No existe mayor y más pintoresca tradición
en China que la venta de artículos de dudosa procedencia. Luigi se sentía
confiado sobre el cómo sería el desarrollo de su visita al mercado de chácharas,
en Shanghái. Un Día antes, Jo y Kev, dos de sus compañeros en la oficina,
ofrecieron acompañarlo de compras y ayudar con la traducción. Sin nada que
temer, se adentra en la colosal estructura.
Una
gravísima nota femenina silenciaba todo en rededor, la cacofonía pugnaba en su
mente, desconcertado no le era posible decidir si le resulta molesta o
agradable. El tipo de sonido que se juzga y evita tener en la lista de
reproducción. ¿Qué es esa música? Preguntó a Jo sarcásticamente, Ópera china, contestó
la atractiva compañera, pasando desapercibida la mueca irónica.
Tras unos
pasos la impresión lo detiene un instante, nunca en su vida vio tal cantidad de locales y
cosas juntas. Es normal en su país el comercio informal, donde los changarros
se enciman y el pescado se promociona junto a los discos de dos por cincuenta y
cuatro por ochenta. En este mercado no se vende comida, únicamente productos chinos
no perecederos, es decir, todo lo que su mente podría imaginar.

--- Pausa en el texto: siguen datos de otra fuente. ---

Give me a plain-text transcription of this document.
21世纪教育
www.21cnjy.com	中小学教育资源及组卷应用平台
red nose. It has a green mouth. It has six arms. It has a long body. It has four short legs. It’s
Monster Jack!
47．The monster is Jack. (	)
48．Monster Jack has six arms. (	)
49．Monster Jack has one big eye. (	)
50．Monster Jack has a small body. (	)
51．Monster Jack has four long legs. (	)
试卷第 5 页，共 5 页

Diversos sentimientos invaden su ser;
emocionado por la infinidad de posibilidades frente a sus ojos, poderoso, por creer
tener dinero suficiente para comprar todo lo deseado, feliz de no tener pareja
en quien gastar, ansioso por comprar. Recordó los llaveros y encargos
prometidos, y por terminó por sentirse frustrado y molesto, por no haber traído
desde México una maleta más grande.
La calidez de
aquel lugar se empieza a hacer manifiesta, retira bufanda, guantes y gorro. Se
percata que el frío sigue en la punta de su nariz, toquetea la protuberancia del
rostro y mira hacia un espejo colocado especialmente para que los clientes se
decidan entre las miles opciones de los coloridos lentes. Su pupila dilata al
sentir deseo por probarlos todos, tras una breve pausa, ignora su instinto y
continua.
Un hermoso
juego de té color barro llama su atención. Seguro su madre amaría algo así, la
cree conocer bien. ¿Tal vez, sea mejor algo más pequeño? Algo transportable,
además no es el tipo de cosas que su ocupada progenitora pueda o quiera usar
más de 10 veces en la vida. La caja en
que viene es de madera color cobre y dentro recubierta de brillante satín que destaca
las diminutas tazas, debe ser carísima, se decía, mientras inconscientemente,
pregunta lo más claro posible, por el
precio en inglés.
No se da cuenta que está dando el primer paso
a el submundo de Asia, que, con esa frase declara la guerra e iniciaba la
primera de sus batallas, para ganar la estratagema del mejor y más justo
precio.
Doscientos Yuanes
mi amigo, ¿de dónde nos visitas? contestó el encargado del pintoresco lugar. Sonriente, por el inesperado
y asequible precio, se imaginó comprando un juego de té para sí también, contestó
a la pregunta. En ese momento Jo interrumpe la plática y dice al oído de Luigi, en un susurro apenas
audible; deja que Kev haga el trato. Recordó la advertencia que su jefe hizo días
atrás, “siempre regatea”.
Kev, el alegre
joven de nerviosa sonrisa, se acerca al vendedor de forma un tanto grosera, vocifera palabras ininteligibles, casi chillonas,
Luigi sonríe al recordar la cantante de ópera. Pasados unos segundos Jo continua
susurrando a su oído. Kev dice que intenta robarte porque eres extranjero. El
vendedor se molesta de inmediato. Kev eleva el tono, Jo sonríe y comenta, el
hombre está pidiendo que des el precio que consideres justo. ¿Cualquier precio?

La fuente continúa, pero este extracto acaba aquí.